Hebamme Yasmin sorgt dafür, dass Kinder unter fünf Jahren nach dem jemenitischen Impfplan geimpft werden. Angesichts mangelnder Leistungen im Bereich der reproduktiven Gesundheit im Jemen arbeiten die Teams von Medair mit Hebammen und lokalen Fachkräften zusammen, um sichere Entbindungen und eine hochwertige Versorgung für Frauen und Babys zu gewährleisten.
„Die Impfung von Babys war am Anfang nicht einfach. Viele hatten Angst davor, aber dank der Aufklärungsarbeit wissen die Menschen jetzt um die Risiken, wenn sie sich nicht impfen lassen. Das ist sehr gut für die Gemeinschaft“, sagt Yasmin, eine Hebamme bei Medair.
„Ich bin wirklich froh.
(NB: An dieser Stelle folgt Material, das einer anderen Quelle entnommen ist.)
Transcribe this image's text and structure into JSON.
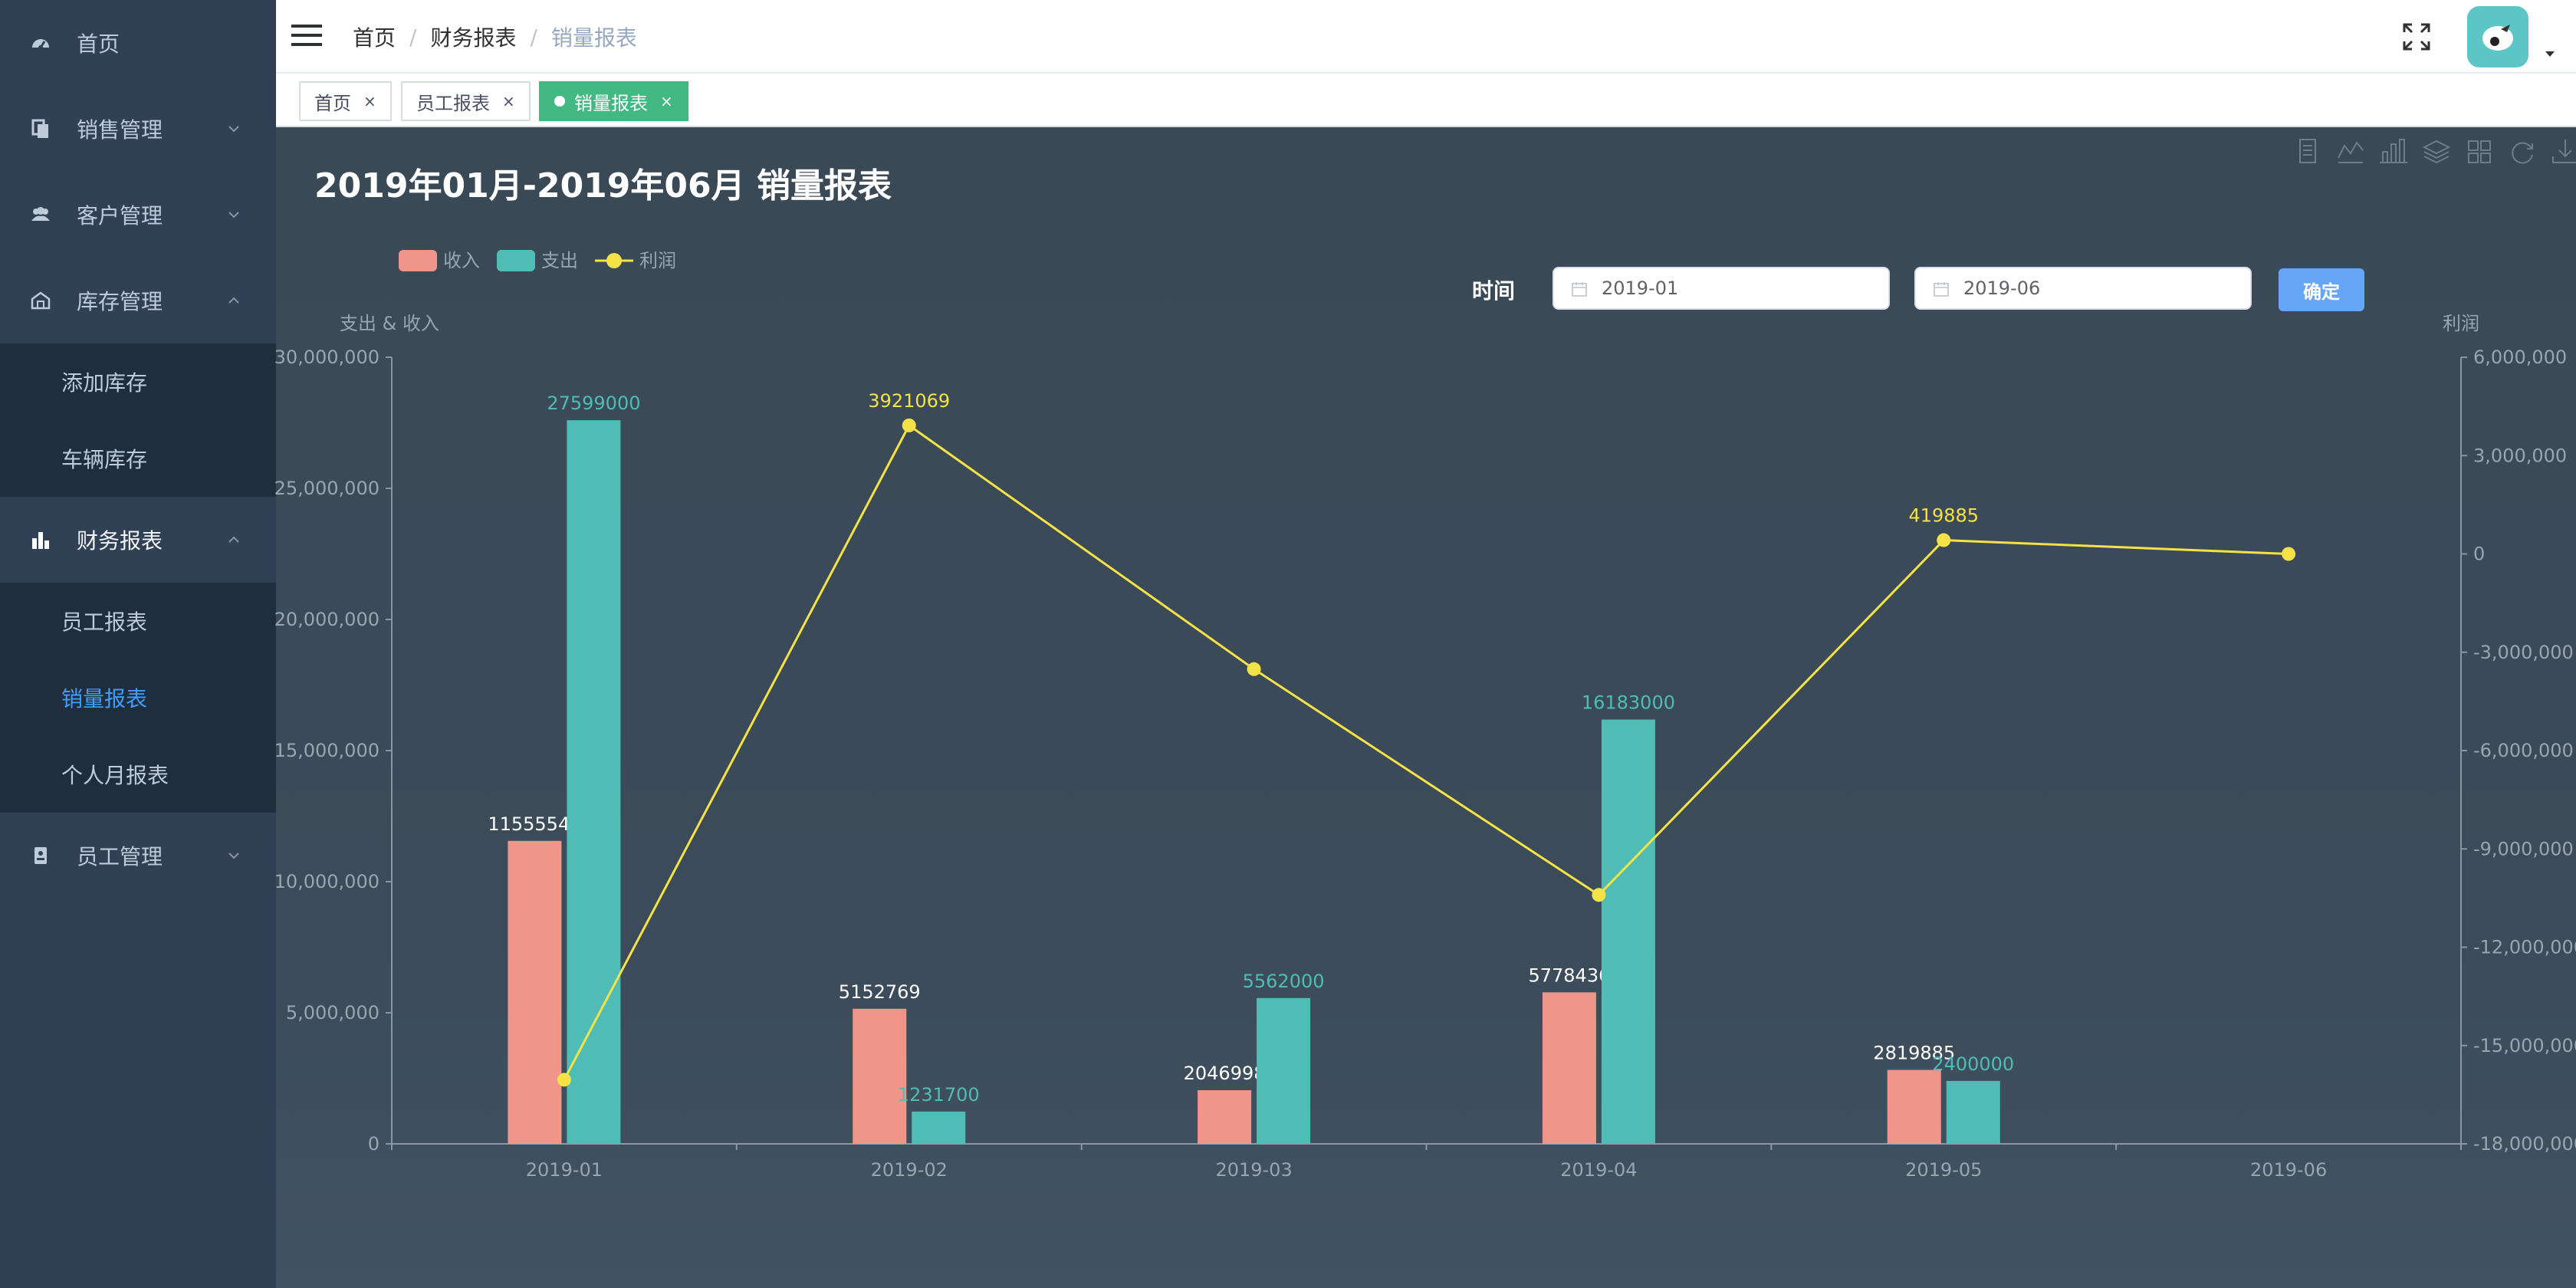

Es ist eine schwierige Aufgabe, aber sie ist es wert, besonders für Frauen und Kinder, die keine medizinische Versorgung in der Nähe haben oder die sich die Fahrt zu einem Gesundheitszentrum nicht leisten können. Es motiviert mich, weiterzumachen, wenn ich höre, wie die Menschen für uns beten, weil wir den Zugang zu medizinischer Versorgung erleichtern“, sagt Dr. Ma’aly, leitende Gesundheits- und Ernährungsbeauftragte bei Medair.
Die acht mobilen Teams behandeln und untersuchen wöchentlich über 800 Menschen. Kein Tag ist wie der andere. An einem Tag empfängt das Team eine Patientin mit einer Brustinfektion, während an einem anderen Tag jemand zur Kontrolle seines Diabetes kommt.
Was aber immer gleichbleibt, ist die Hingabe, mit der die Einsatzteam ihr Bestes.